When I realized that I met the criteria for PTSD in 2019, I was incredibly nervous and on edge around most men. Every instance that I received unwanted or aggressive flirting it completely terrified me. I immediately felt that I was in danger due to my clouded judgement and trauma reactions.
By September of 2020, I no longer met the criteria for PTSD. However, the following year I was involved in my last grooming relationship with a professional whom I thought was a safe space. During our last session, he implied that he was never a safe place as he tried to elicit an affair.

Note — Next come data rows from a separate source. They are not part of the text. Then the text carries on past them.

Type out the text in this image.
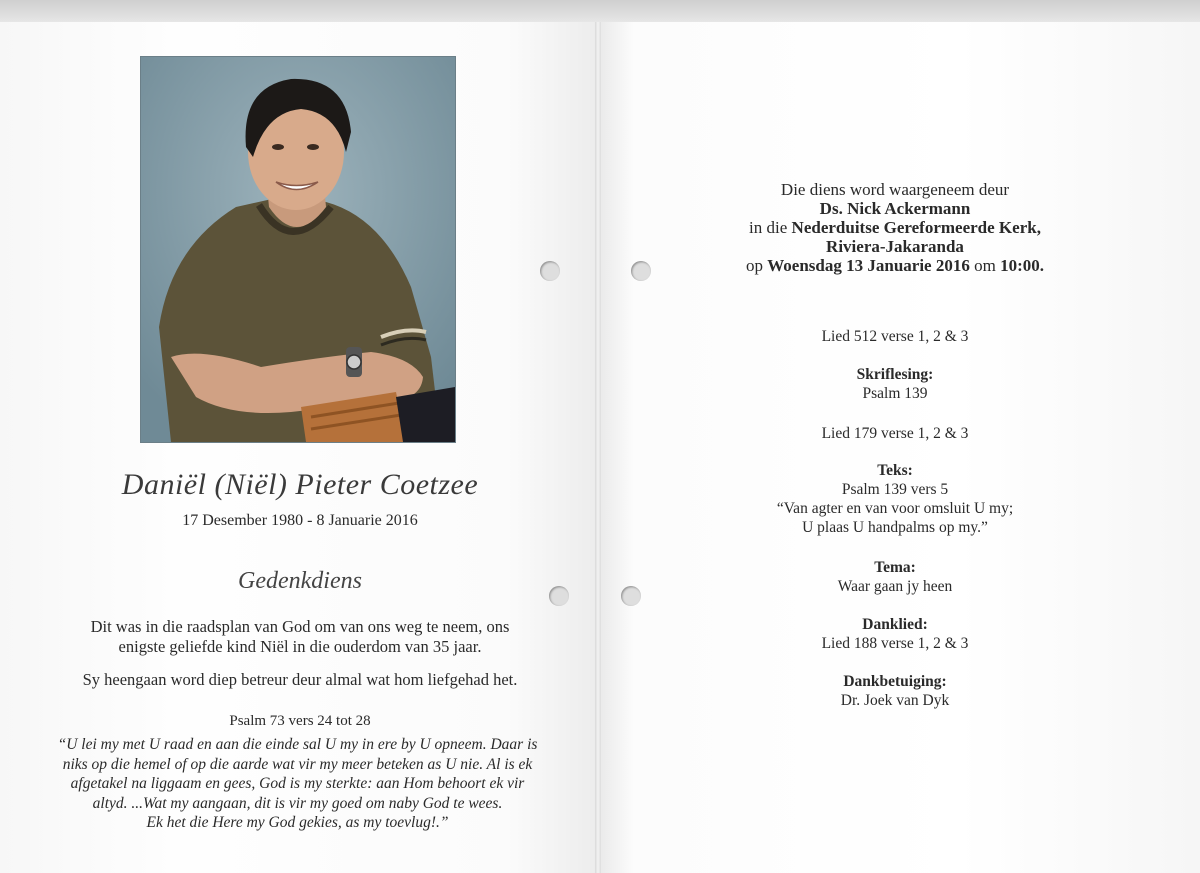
Daniël (Niël) Pieter Coetzee
17 Desember 1980 - 8 Januarie 2016
Gedenkdiens
Dit was in die raadsplan van God om van ons weg te neem, ons
enigste geliefde kind Niël in die ouderdom van 35 jaar.
Sy heengaan word diep betreur deur almal wat hom liefgehad het.
Psalm 73 vers 24 tot 28
“U lei my met U raad en aan die einde sal U my in ere by U opneem. Daar is
niks op die hemel of op die aarde wat vir my meer beteken as U nie. Al is ek
afgetakel na liggaam en gees, God is my sterkte: aan Hom behoort ek vir
altyd. ...Wat my aangaan, dit is vir my goed om naby God te wees.
Ek het die Here my God gekies, as my toevlug!.”
Die diens word waargeneem deur
Ds. Nick Ackermann
in die Nederduitse Gereformeerde Kerk,
Riviera-Jakaranda
op Woensdag 13 Januarie 2016 om 10:00.
Lied 512 verse 1, 2 & 3
Skriflesing:
Psalm 139
Lied 179 verse 1, 2 & 3
Teks:
Psalm 139 vers 5
“Van agter en van voor omsluit U my;
U plaas U handpalms op my.”
Tema:
Waar gaan jy heen
Danklied:
Lied 188 verse 1, 2 & 3
Dankbetuiging:
Dr. Joek van Dyk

One month later, I had the most terrifying experience of my life. A man aggressively approached me on Thanksgiving while I was pumping gas. He pulled into the gas station lot and immediately got out of his car and started walking toward me at a fast pace. He said that a beautiful girl like me should not be pumping gas on her own. I clutched the gasoline pump for dear life as I contemplated throwing the gasoline onto him. Ignoring him was not working and he was coming closer. My intuition told me to let him know that I had a boyfriend. So, I did. The man immediately halted and turned in his tracks. He then started cursing me out and went into the station store. I was grateful for my quick thinking and for following my intuition, again keeping me safe.
During this self-healing journey, I'm going to ask you to change a lot. The healing of your trauma requires you to go into deep introspection and evaluate your thinking and behavioral patterns.
This journey requires you to recognize fears and tackle them by finding minute solutions. You will be aiming for practice, not perfection.
Although there will be many unpleasant and highly emotional times. Your peace, happiness, healing, light, authenticity, and self-love far exceeds the feelings, memories and pain that you have been running from.
I know how difficult and excruciating this journey will feel at times. However, the bliss and joy that I am now experiencing in my life is more magnificent than I could have ever imagined.
This journey is not an overnight fix. Healing takes time and is not linear. Backsliding is completely normal and does not erase all the work you have already accomplished. I suggest that you take at least a month to fully integrate each exercise. This way when you move on to the next exercise you have already established a secure foundation to build on top of.